Prof. John Mearsheimer: Trump met Xi, Trump Backed Down — Tariffs Failed!

von kennerderlage
 
 
Wahre Worte! "It's depressing as an American to think about the low quality of our leadership" — da kann man Mearsheimer nur zustimmen! Und ein altes Sprichwort kommt einem in den Sinn: "Hochmut kommt vor dem Fall!"
 
 
Zusammenfassung unter dem Video:
 
Trump called the recent meeting “great” and “friendly,” but John Mearsheimer argues the Chinese side came out ahead. The dispute began with U.S. tariffs imposed last April; China responded by threatening rare-earth exports and cutting soybean purchases — powerful leverage that forced the U.S. to back down. 
 
China agreed to a one-year freeze/reprieve on rare-earth restrictions and to resume some soybean purchases, but the speaker warns this is temporary and China will renegotiate after a year. The U.S. lacks near-term self-sufficiency in rare-earth mining and processing (speaker estimates ~10 years), so the one-year window leaves the U.S. vulnerable. The speaker criticizes U.S. leadership (both parties) as strategically weak compared with China and Russia, calling Chinese leaders “first-class strategists.” 
 
On tariffs: some reductions were made (examples: Japan & South Korea down to 15%), but U.S.–China tariffs remain high (figures discussed around 47% vs prior ~55–57%); the speaker is unsure what the net economic effects will be. 
 
On fentanyl: the administration links tariff reductions to Chinese action on fentanyl precursors, but the speaker is uncertain whether China’s steps are meaningful or largely for show.

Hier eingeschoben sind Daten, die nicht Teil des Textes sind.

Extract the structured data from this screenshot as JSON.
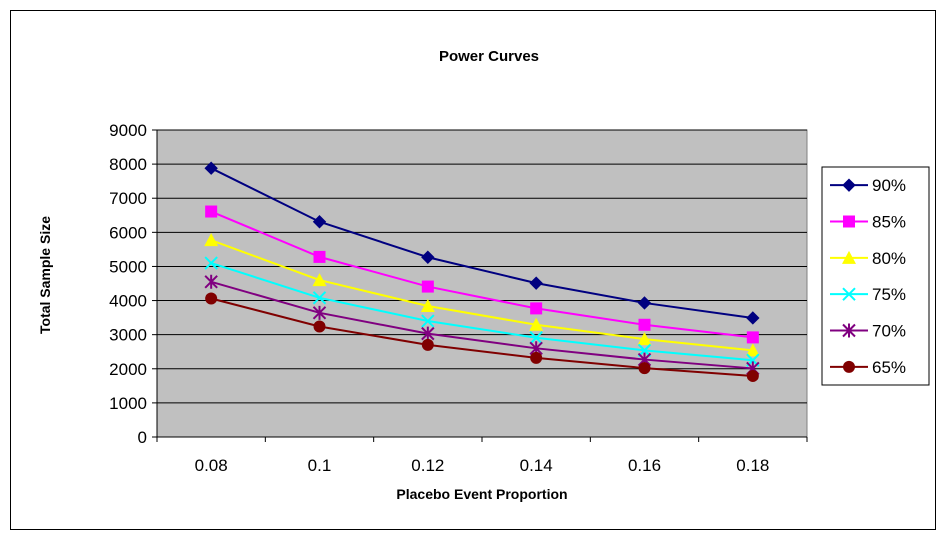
{
  "chart_data": {
    "type": "line",
    "title": "Power Curves",
    "xlabel": "Placebo Event Proportion",
    "ylabel": "Total Sample Size",
    "categories": [
      "0.08",
      "0.1",
      "0.12",
      "0.14",
      "0.16",
      "0.18"
    ],
    "ylim": [
      0,
      9000
    ],
    "yticks": [
      0,
      1000,
      2000,
      3000,
      4000,
      5000,
      6000,
      7000,
      8000,
      9000
    ],
    "grid": true,
    "legend": "right",
    "plot_background": "#C0C0C0",
    "series": [
      {
        "name": "90%",
        "color": "#000080",
        "marker": "diamond",
        "values": [
          7880,
          6310,
          5270,
          4510,
          3930,
          3490
        ]
      },
      {
        "name": "85%",
        "color": "#FF00FF",
        "marker": "square",
        "values": [
          6610,
          5280,
          4410,
          3770,
          3290,
          2920
        ]
      },
      {
        "name": "80%",
        "color": "#FFFF00",
        "marker": "triangle",
        "values": [
          5770,
          4600,
          3840,
          3290,
          2870,
          2540
        ]
      },
      {
        "name": "75%",
        "color": "#00FFFF",
        "marker": "x",
        "values": [
          5100,
          4080,
          3400,
          2910,
          2540,
          2250
        ]
      },
      {
        "name": "70%",
        "color": "#800080",
        "marker": "star",
        "values": [
          4550,
          3640,
          3030,
          2600,
          2270,
          2010
        ]
      },
      {
        "name": "65%",
        "color": "#800000",
        "marker": "circle",
        "values": [
          4060,
          3240,
          2700,
          2320,
          2020,
          1790
        ]
      }
    ]
  }
}
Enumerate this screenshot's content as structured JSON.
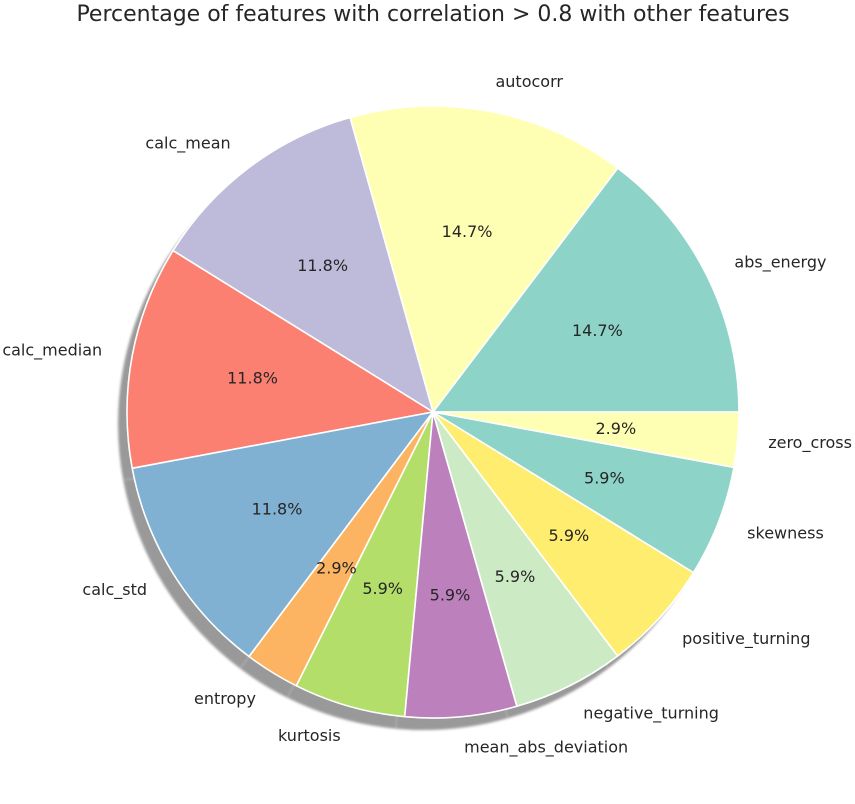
{
  "chart_data": {
    "type": "pie",
    "title": "Percentage of features with correlation > 0.8 with other features",
    "shadow": true,
    "start_angle": 0,
    "direction": "counterclockwise",
    "slices": [
      {
        "label": "abs_energy",
        "value": 14.7,
        "pct_label": "14.7%",
        "color": "#8dd3c7"
      },
      {
        "label": "autocorr",
        "value": 14.7,
        "pct_label": "14.7%",
        "color": "#ffffb3"
      },
      {
        "label": "calc_mean",
        "value": 11.8,
        "pct_label": "11.8%",
        "color": "#bebada"
      },
      {
        "label": "calc_median",
        "value": 11.8,
        "pct_label": "11.8%",
        "color": "#fb8072"
      },
      {
        "label": "calc_std",
        "value": 11.8,
        "pct_label": "11.8%",
        "color": "#80b1d3"
      },
      {
        "label": "entropy",
        "value": 2.9,
        "pct_label": "2.9%",
        "color": "#fdb462"
      },
      {
        "label": "kurtosis",
        "value": 5.9,
        "pct_label": "5.9%",
        "color": "#b3de69"
      },
      {
        "label": "mean_abs_deviation",
        "value": 5.9,
        "pct_label": "5.9%",
        "color": "#bc80bd"
      },
      {
        "label": "negative_turning",
        "value": 5.9,
        "pct_label": "5.9%",
        "color": "#ccebc5"
      },
      {
        "label": "positive_turning",
        "value": 5.9,
        "pct_label": "5.9%",
        "color": "#ffed6f"
      },
      {
        "label": "skewness",
        "value": 5.9,
        "pct_label": "5.9%",
        "color": "#8dd3c7"
      },
      {
        "label": "zero_cross",
        "value": 2.9,
        "pct_label": "2.9%",
        "color": "#ffffb3"
      }
    ]
  }
}
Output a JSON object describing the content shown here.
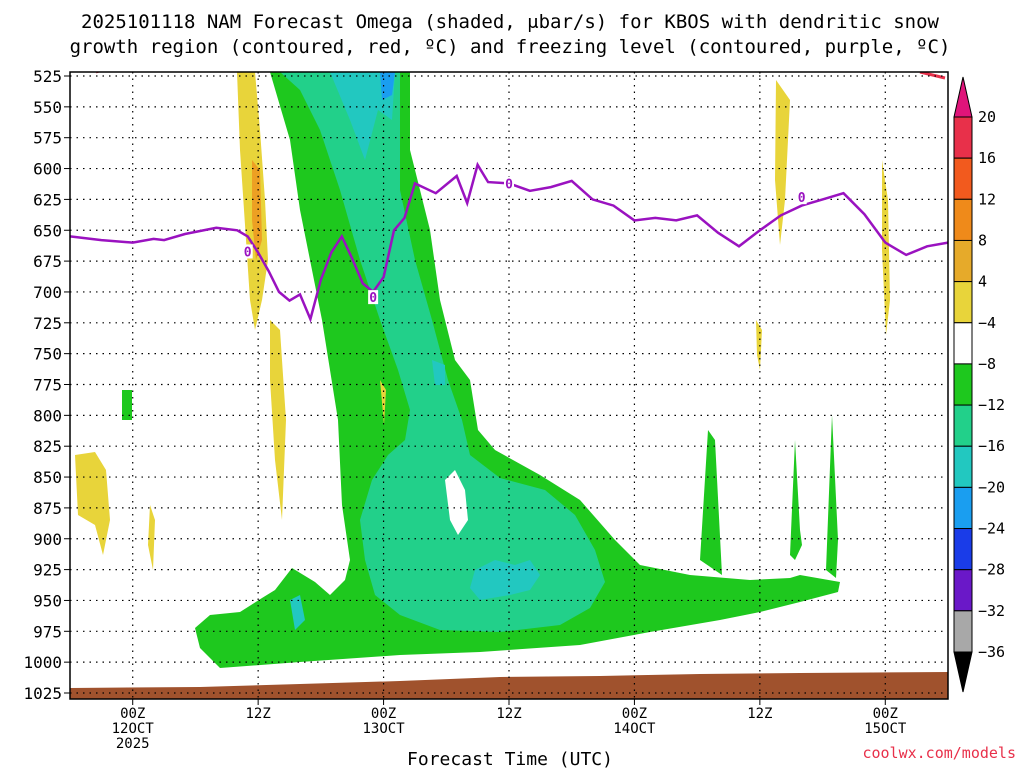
{
  "chart_data": {
    "type": "heatmap",
    "title_line1": "2025101118 NAM Forecast Omega (shaded, μbar/s) for KBOS with dendritic snow",
    "title_line2": "growth region (contoured, red, ºC) and freezing level (contoured, purple, ºC)",
    "xlabel": "Forecast Time (UTC)",
    "credit": "coolwx.com/models",
    "y_ticks": [
      "525",
      "550",
      "575",
      "600",
      "625",
      "650",
      "675",
      "700",
      "725",
      "750",
      "775",
      "800",
      "825",
      "850",
      "875",
      "900",
      "925",
      "950",
      "975",
      "1000",
      "1025"
    ],
    "y_range_mb": [
      525,
      1025
    ],
    "x_range_hours_from_start": [
      0,
      84
    ],
    "x_ticks": [
      {
        "hour": 6,
        "line1": "00Z",
        "line2": "12OCT",
        "line3": "2025"
      },
      {
        "hour": 18,
        "line1": "12Z",
        "line2": "",
        "line3": ""
      },
      {
        "hour": 30,
        "line1": "00Z",
        "line2": "13OCT",
        "line3": ""
      },
      {
        "hour": 42,
        "line1": "12Z",
        "line2": "",
        "line3": ""
      },
      {
        "hour": 54,
        "line1": "00Z",
        "line2": "14OCT",
        "line3": ""
      },
      {
        "hour": 66,
        "line1": "12Z",
        "line2": "",
        "line3": ""
      },
      {
        "hour": 78,
        "line1": "00Z",
        "line2": "15OCT",
        "line3": ""
      }
    ],
    "colorbar_labels": [
      "20",
      "16",
      "12",
      "8",
      "4",
      "−4",
      "−8",
      "−12",
      "−16",
      "−20",
      "−24",
      "−28",
      "−32",
      "−36"
    ],
    "colorbar_colors": [
      "#e8304a",
      "#f25a1e",
      "#ef8a1a",
      "#e6aa2a",
      "#e8d43a",
      "#ffffff",
      "#1ec81e",
      "#22d08a",
      "#22c8c0",
      "#1a9ef0",
      "#1a3ce8",
      "#6a18c8",
      "#9a12b8",
      "#a8a8a8"
    ],
    "colorbar_top_color": "#e0147a",
    "colorbar_bottom_color": "#000000",
    "freezing_level_label": "0",
    "freezing_level_color": "#9a12c0",
    "dgz_color": "#e8304a",
    "ground_color": "#a0522d",
    "freezing_level": {
      "x": [
        0,
        3,
        6,
        8,
        9,
        11,
        14,
        16,
        17,
        18,
        19,
        20,
        21,
        22,
        23,
        24,
        25,
        26,
        27,
        28,
        29,
        30,
        31,
        32,
        33,
        35,
        37,
        38,
        39,
        40,
        42,
        44,
        46,
        48,
        50,
        52,
        54,
        56,
        58,
        60,
        62,
        64,
        66,
        68,
        70,
        72,
        74,
        76,
        78,
        80,
        82,
        84
      ],
      "p": [
        655,
        658,
        660,
        657,
        658,
        653,
        648,
        650,
        655,
        668,
        683,
        700,
        707,
        702,
        722,
        690,
        668,
        655,
        673,
        693,
        700,
        688,
        650,
        640,
        612,
        620,
        606,
        628,
        597,
        611,
        612,
        618,
        615,
        610,
        625,
        630,
        642,
        640,
        642,
        638,
        652,
        663,
        650,
        638,
        630,
        625,
        620,
        637,
        660,
        670,
        663,
        660
      ]
    },
    "label_points": [
      {
        "x": 17,
        "p": 668
      },
      {
        "x": 29,
        "p": 705
      },
      {
        "x": 42,
        "p": 613
      },
      {
        "x": 70,
        "p": 624
      }
    ]
  }
}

Broader moral/strategic critique: the speaker condemns U.S. policy in the Middle East (mentions Gaza) and Iran/Ukraine handling, calling it both morally and strategically poor. 
 
Venezuela/use of force: the speaker objects to public talk of regime change, assassination, or capture of Maduro and criticizes reports of U.S. forces sinking boats and killing people without proper interdiction/boarding — calling such actions legally and morally dubious. 
 
Overall tone: frustrated and critical of U.S. foreign policy and leadership competence; worried the U.S. has ceded bargaining strength to China and is making morally questionable decisions abroad.